After his wife died in October 1872, Széchenyi decided to distract himself from the loss by making an expedition to Asia along with Gustav Kreitner (1847–1893), Lajos Lóczy (1849–1920) and Gábor Bálint (1844–1913). Balint left the group on reaching Shanghai. The Asia expedition began in December 1877 aboard the Austrian steamship Polluce and the team travelled to India, China, Indonesia and Thailand, with his main interest being tiger hunting. The team went to Japan in 1878 and climbed Mount Fuji. His companions wrote a travelogue after returning. The also collected specimens and information on geology. The bird species Tetraophasis szechenyii was described and named from the collections.
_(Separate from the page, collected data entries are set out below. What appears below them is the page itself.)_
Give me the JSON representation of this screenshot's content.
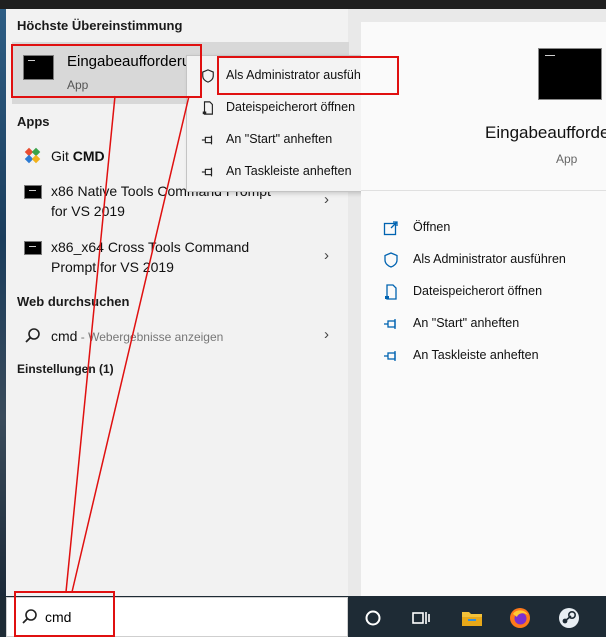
{
  "left_pane": {
    "best_match_heading": "Höchste Übereinstimmung",
    "best_match": {
      "title": "Eingabeaufforderu",
      "subtitle": "App"
    },
    "apps_heading": "Apps",
    "apps": [
      {
        "prefix": "Git ",
        "bold": "CMD",
        "line2": ""
      },
      {
        "prefix": "x86 Native Tools Command Prompt",
        "bold": "",
        "line2": "for VS 2019"
      },
      {
        "prefix": "x86_x64 Cross Tools Command",
        "bold": "",
        "line2": "Prompt for VS 2019"
      }
    ],
    "web_heading": "Web durchsuchen",
    "web_item": {
      "query": "cmd",
      "hint": " - Webergebnisse anzeigen"
    },
    "settings_heading": "Einstellungen (1)"
  },
  "context_menu": {
    "items": [
      {
        "label": "Als Administrator ausführen",
        "icon": "shield-icon"
      },
      {
        "label": "Dateispeicherort öffnen",
        "icon": "file-location-icon"
      },
      {
        "label": "An \"Start\" anheften",
        "icon": "pin-icon"
      },
      {
        "label": "An Taskleiste anheften",
        "icon": "pin-icon"
      }
    ]
  },
  "detail_pane": {
    "title": "Eingabeaufforde",
    "subtitle": "App",
    "actions": [
      {
        "label": "Öffnen",
        "icon": "open-icon"
      },
      {
        "label": "Als Administrator ausführen",
        "icon": "shield-icon"
      },
      {
        "label": "Dateispeicherort öffnen",
        "icon": "file-location-icon"
      },
      {
        "label": "An \"Start\" anheften",
        "icon": "pin-icon"
      },
      {
        "label": "An Taskleiste anheften",
        "icon": "pin-icon"
      }
    ]
  },
  "search": {
    "value": "cmd"
  },
  "taskbar": {
    "icons": [
      "cortana-icon",
      "task-view-icon",
      "file-explorer-icon",
      "firefox-icon",
      "steam-icon"
    ]
  },
  "colors": {
    "accent": "#0063b1",
    "annotation": "#e01010",
    "taskbar": "#1e2b35"
  }
}
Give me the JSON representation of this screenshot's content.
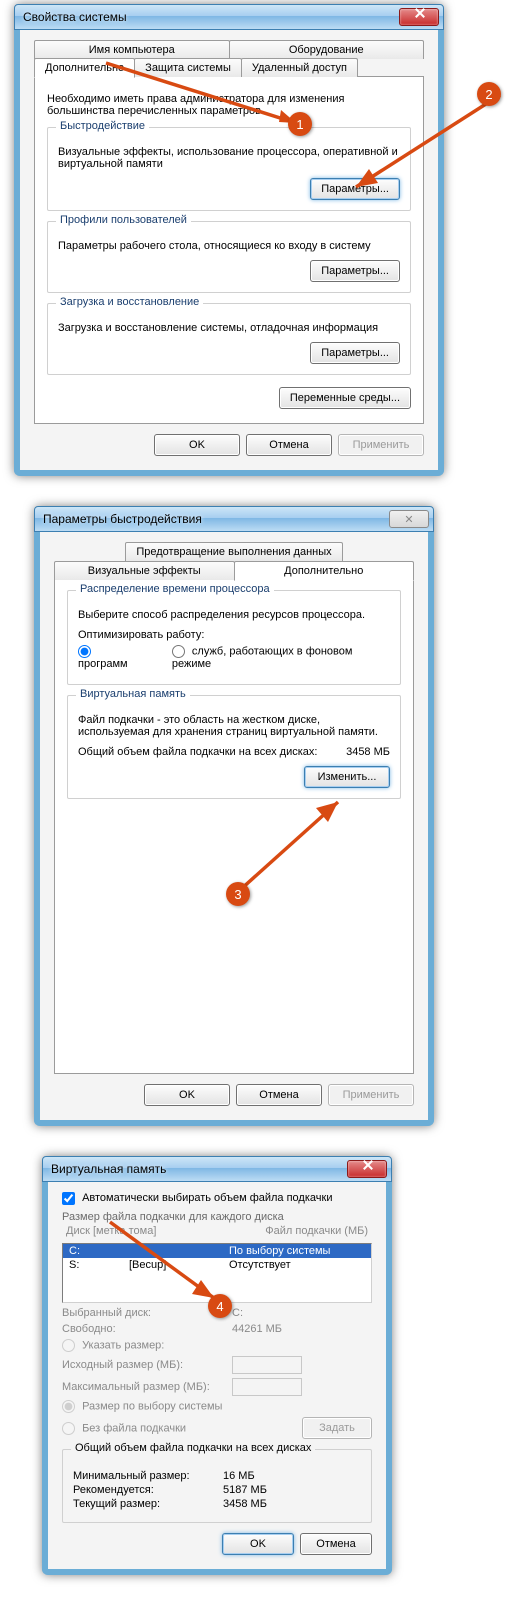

The expedition was made with promises to the Hungarian Academy of Sciences of donation from the income one his estates. This was however not respected and a payment was only made in 1894 with a loan. The three volume book on the expedition was in Hungarian and German and read mainly in Europe but various rumours were spread in the United States. One story was that Széchenyi was met in the middle of the Gobi desert by nomadic tribesmen who spoke "the purest Magyar" who fell at his feet and acknowledged their long-lost western brethren.

==Personal life==
On 22 June 1870, in Vienna, Széchenyi married Countess Johanna "Hanna" Goberta Erdödy de Monyorókerék et Monoszló (1846–1872), a daughter of Count Lajos Erdõdy de Monyorókerék et Monoszló and Johanna Raymann. Her sister, Countess Fanni Gobertina Erdődy, was the wife of Count Alajos Károlyi. Before her death in October 1872, they had two daughters, including:

- Countess Alice Széchényi von Sárvár-Felsövideki (1871–1945), who married Tibor Teleki de Szék, a son of Sándor Teleki de Szék.
- Countess Hanna Széchényi von Sárvár-Felsövideki (1872–1957), who married her cousin, Count Lajos Lörinc Károlyi de Nagykároly.

Count Széchenyi died in Budapest on 2 December 1918.